Television ratings show that there is a high enough level of interest in the Marlins, though they need to be competitive to compete for the entertainment dollar, said Becher.
“It’s up to the team to create enough value to convince fans to buy tickets,” Becher said. “If the team is great, the fans will pay to see them play. Otherwise, there are plenty of other great things to do in South Beach that don’t cost much to enjoy.”
The Marlins, who joined the major leagues in 1993, won the World Series in 1997 and 2003.

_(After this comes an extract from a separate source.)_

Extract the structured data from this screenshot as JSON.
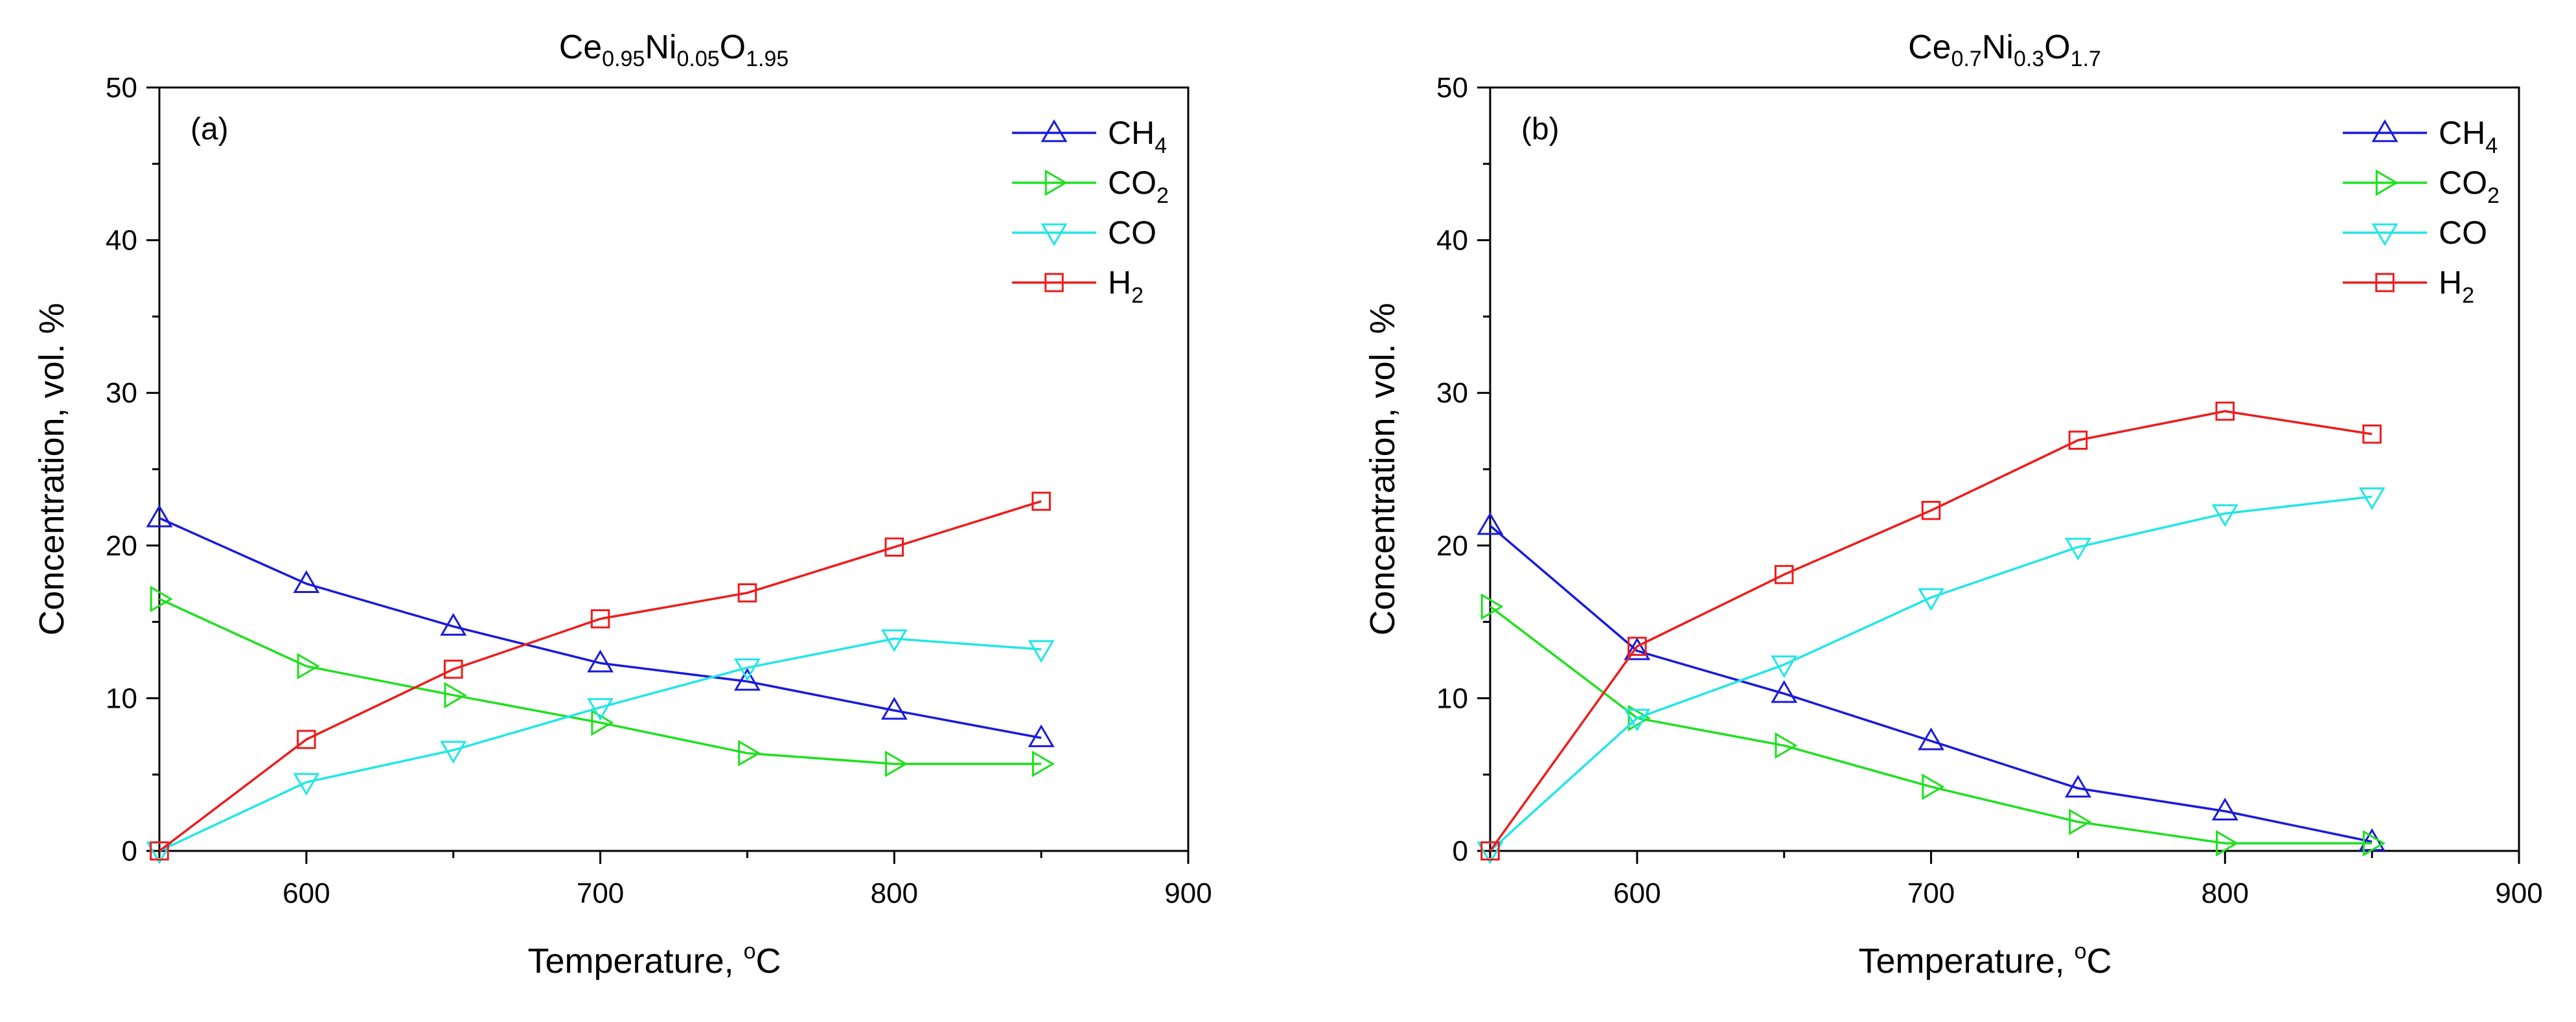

Two years after beating the New York Yankees for the second title, Marlins President David Samson said the club would undergo a “market correction” and consider relocation because it was unable to get a new stadium built. The team traded away top players Juan Pierre, Carlos Delgado, Paul Lo Duca, Luis Castillo and Mike Lowell, shaving what would have been more than $35 million from the roster.
In 1997, the team also shed its top players after beating the Cleveland Indians in the World Series, with then-owner H. Wayne Huizenga saying the team had $30 million in losses. Traded away were pitchers Kevin Brown, Robb Nenn and Dennis Cook, outfielders Moises Alou and Devon White and first baseman Jeff Conine. The team, which won 92 games in 1997 to make the playoffs in its fifth year, a record for an expansion team, went 54-108 the year after the selloff.
Giancarlo Stanton, an All-Star outfielder who is among the few remaining high-quality players left on the club, expressed his displeasure with the most recent selloff.
“Alright, I’m p----d off!!! Plain & Simple,” Stanton, who made $480,000 last season, said in a Twitter post that was forwarded more than 13,000 times.
It’s a sentiment other top major-leaguers might consider if the team someday decides to reinvest in talent, said McDonnell.
“If you’re a free agent, would you ever sign with the Miami Marlins knowing what just happened?” he said.